The business model is simple: to tear through cases as quickly as possible. (Stern's company handled 70,382 foreclosures in 2009 alone.) This breakneck pace stems from how the mills get paid. Rather than billing hourly, they receive a predetermined flat fee for the foreclosure—typically around $1,000—plus add-ons for each of the related services. The more they foreclose, the more they make. As a result, consumer attorneys and legal experts say, even families who have been foreclosed upon illegally—and who can afford to make good on their mortgages—end up getting steamrolled. "It's 'How fast can I turn this file?'" says Ira Rheingold, executive director of the National Association of Consumer Advocates in Washington, DC. "For these guys, the law is irrelevant, the process is irrelevant, the substance is irrelevant."

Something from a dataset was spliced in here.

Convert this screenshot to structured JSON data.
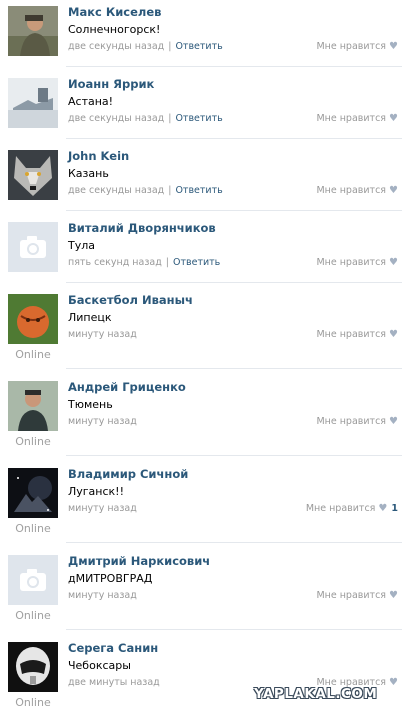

In 2006, for instance, a federal bankruptcy judge blasted New Jersey law firm Shapiro & Diaz for filing 250 home-seizure motions presigned by an employee who had left the firm more than a year earlier. Calling it "the blithe implementation of a renegade practice," the judge slapped Shapiro & Diaz with $125,000 in fines. The following year, a federal judge in Texas fined Barrett Burke Wilson Castle Daffin & Frappier—a powerful foreclosure firm—$65,000 for filing computer-generated documents the judge called "grossly erroneous" and "gibberish." Likewise, Wells Fargo was fined $95,000 thanks to shoddy paperwork by Florida Default Law Group—a Wells contractor that clearly believed, according to the judge, that "filing any old pleading without undertaking any investigation into its accuracy is perfectly acceptable practice." (In April, the state attorney general's office began probing Florida Default for allegedly "fabricating and/or presenting false and misleading documents in foreclosure cases.")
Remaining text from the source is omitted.